New research center out to make its mark

The Mason Arts Research Center will focus its child development research on theater, dance, music and the visual arts. Thinkstock photo.

The Mason Arts Research Center does not have a physical structure at George Mason University. But its co-directors want to make it a highly visible hub of research into how arts participation affects child development.

It will do so with a two-year, $150,000 renewable grant from the National Endowment for the Arts, and the vision of co-directors Thalia Goldstein, assistant professor of applied developmental psychology; Adam Winsler, professor of applied developmental psychology; and Kim Sheridan, associate professor of educational psychology.

The center also will partner with the Mason Community Arts Academy and the Virginia Repertory Theater in Richmond.

The center’s focus will be on theater, dance, music and the visual arts. Read the NEA's announcement here.

“The idea is doing a variety of research in the arts,” Goldstein said, “projects that are started within Mason’s departments of education and psychology, and also projects answering questions the National Endowment for the Arts or the arts partners might have. Everything that comes out of this will be jointly presented by the National Endowment for the Arts and George Mason.”

“What is most exciting is bringing the research together,” Sheridan said. “Developing a research center that not only allows the three of us to collaborate, but to reach out to the local arts community and research labs across the country, is a way to coordinate findings and methods and insights.”

Sheridan’s research explores how arts classrooms support students’ sense of agency; that is, when they feel they are doing their own work and making their own decisions.
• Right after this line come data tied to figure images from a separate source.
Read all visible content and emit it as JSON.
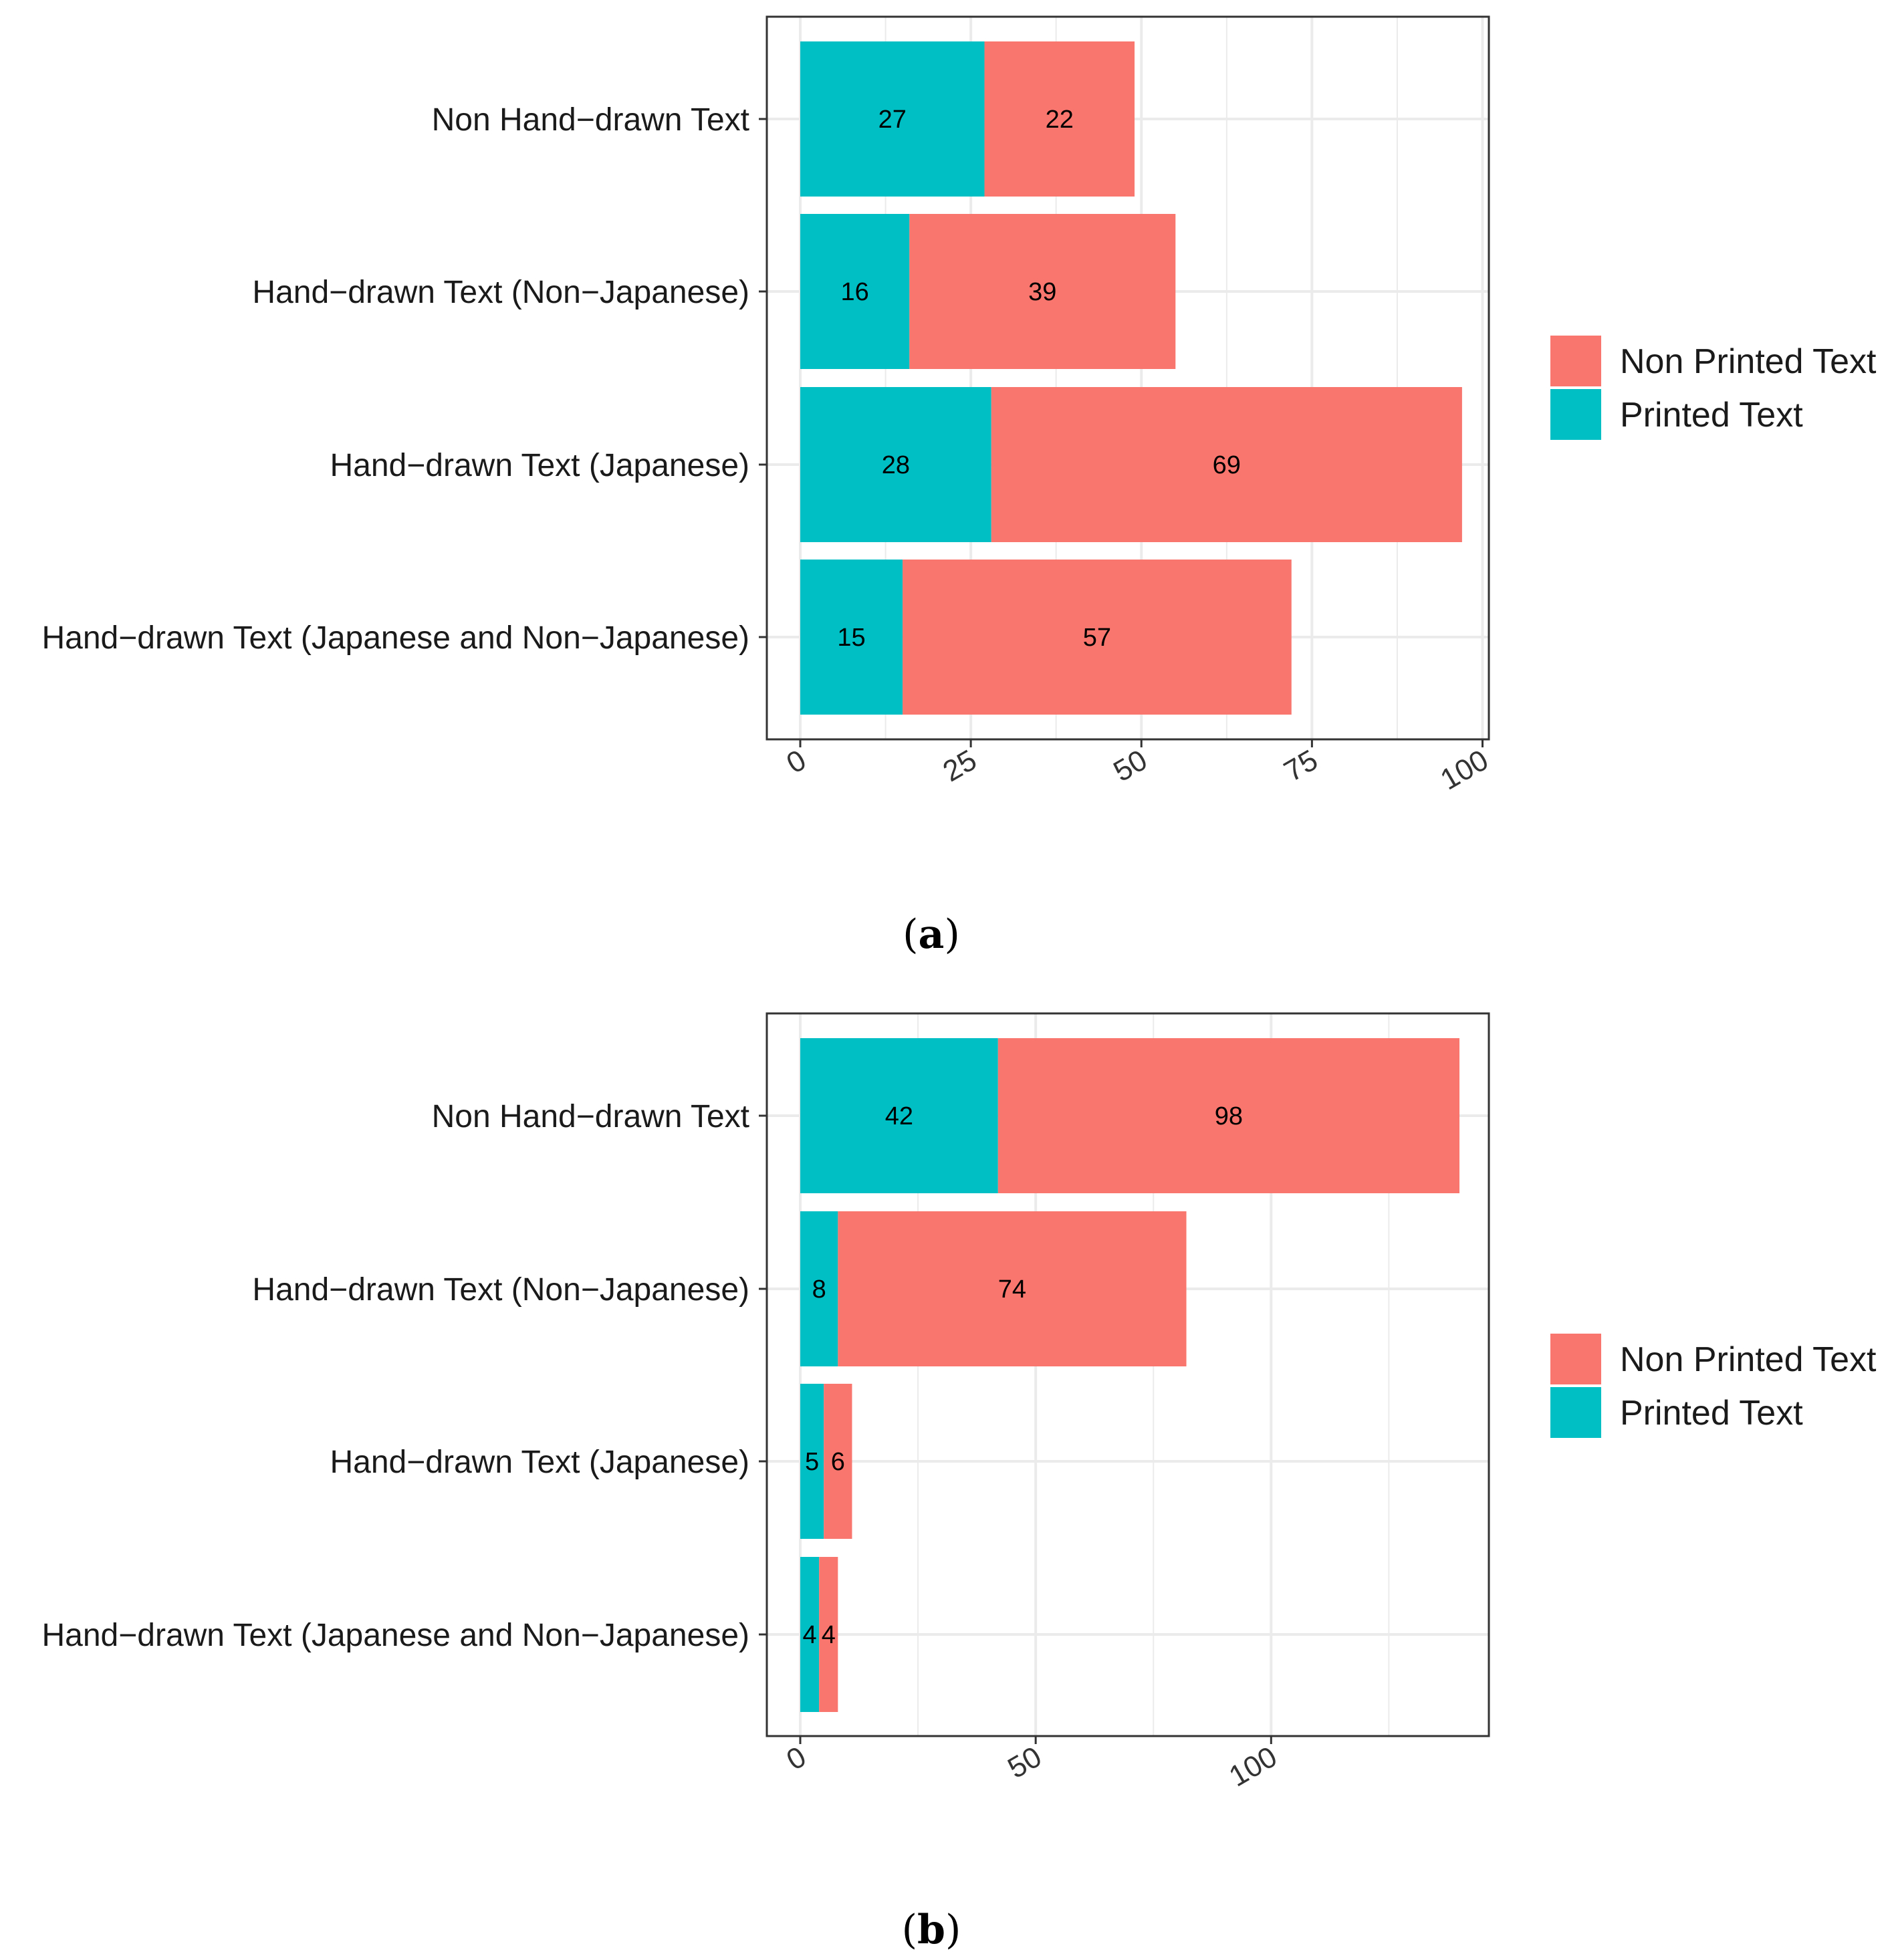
{
  "colors": {
    "printed": "#00BFC4",
    "non_printed": "#F8766D",
    "grid": "#EBEBEB",
    "panel_border": "#333333"
  },
  "legend": {
    "items": [
      {
        "key": "non_printed",
        "label": "Non Printed Text"
      },
      {
        "key": "printed",
        "label": "Printed Text"
      }
    ]
  },
  "chart_data": [
    {
      "type": "bar",
      "orientation": "horizontal",
      "stacked": true,
      "caption": "(a)",
      "categories": [
        "Non Hand−drawn Text",
        "Hand−drawn Text (Non−Japanese)",
        "Hand−drawn Text (Japanese)",
        "Hand−drawn Text (Japanese and Non−Japanese)"
      ],
      "series": [
        {
          "name": "Printed Text",
          "key": "printed",
          "values": [
            27,
            16,
            28,
            15
          ]
        },
        {
          "name": "Non Printed Text",
          "key": "non_printed",
          "values": [
            22,
            39,
            69,
            57
          ]
        }
      ],
      "xlim": [
        0,
        100
      ],
      "x_ticks": [
        0,
        25,
        50,
        75,
        100
      ],
      "grid": true,
      "legend_position": "right"
    },
    {
      "type": "bar",
      "orientation": "horizontal",
      "stacked": true,
      "caption": "(b)",
      "categories": [
        "Non Hand−drawn Text",
        "Hand−drawn Text (Non−Japanese)",
        "Hand−drawn Text (Japanese)",
        "Hand−drawn Text (Japanese and Non−Japanese)"
      ],
      "series": [
        {
          "name": "Printed Text",
          "key": "printed",
          "values": [
            42,
            8,
            5,
            4
          ]
        },
        {
          "name": "Non Printed Text",
          "key": "non_printed",
          "values": [
            98,
            74,
            6,
            4
          ]
        }
      ],
      "xlim": [
        0,
        140
      ],
      "x_ticks": [
        0,
        50,
        100
      ],
      "grid": true,
      "legend_position": "right"
    }
  ]
}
Goldstein will work with children enrolled in the camps and classes of the Mason Community Arts Academy. By bringing them into a lab space in David King Hall on the Fairfax Campus—a mini theater, she called it—and having them act out monologues and talk about characters, Goldstein will examine the students’ development of empathy and emotional control.

Winsler’s research, through his continuing study of 40,000 students, ages 4 through high school, in Miami-Dade County in Florida, will look at how participating in school arts classes has positive benefits for academic achievement and engagement.

“It’s going to be great,” Winsler said. “We have a great assortment of different types of studies planned for the upcoming years. We also hope to broaden the focus and bring in other researchers and artist and community members to understand about the arts and human development.”

“The idea is that this is step No. 1,” Goldstein said of the creation of MasonARC. “We’re going to build it from there.”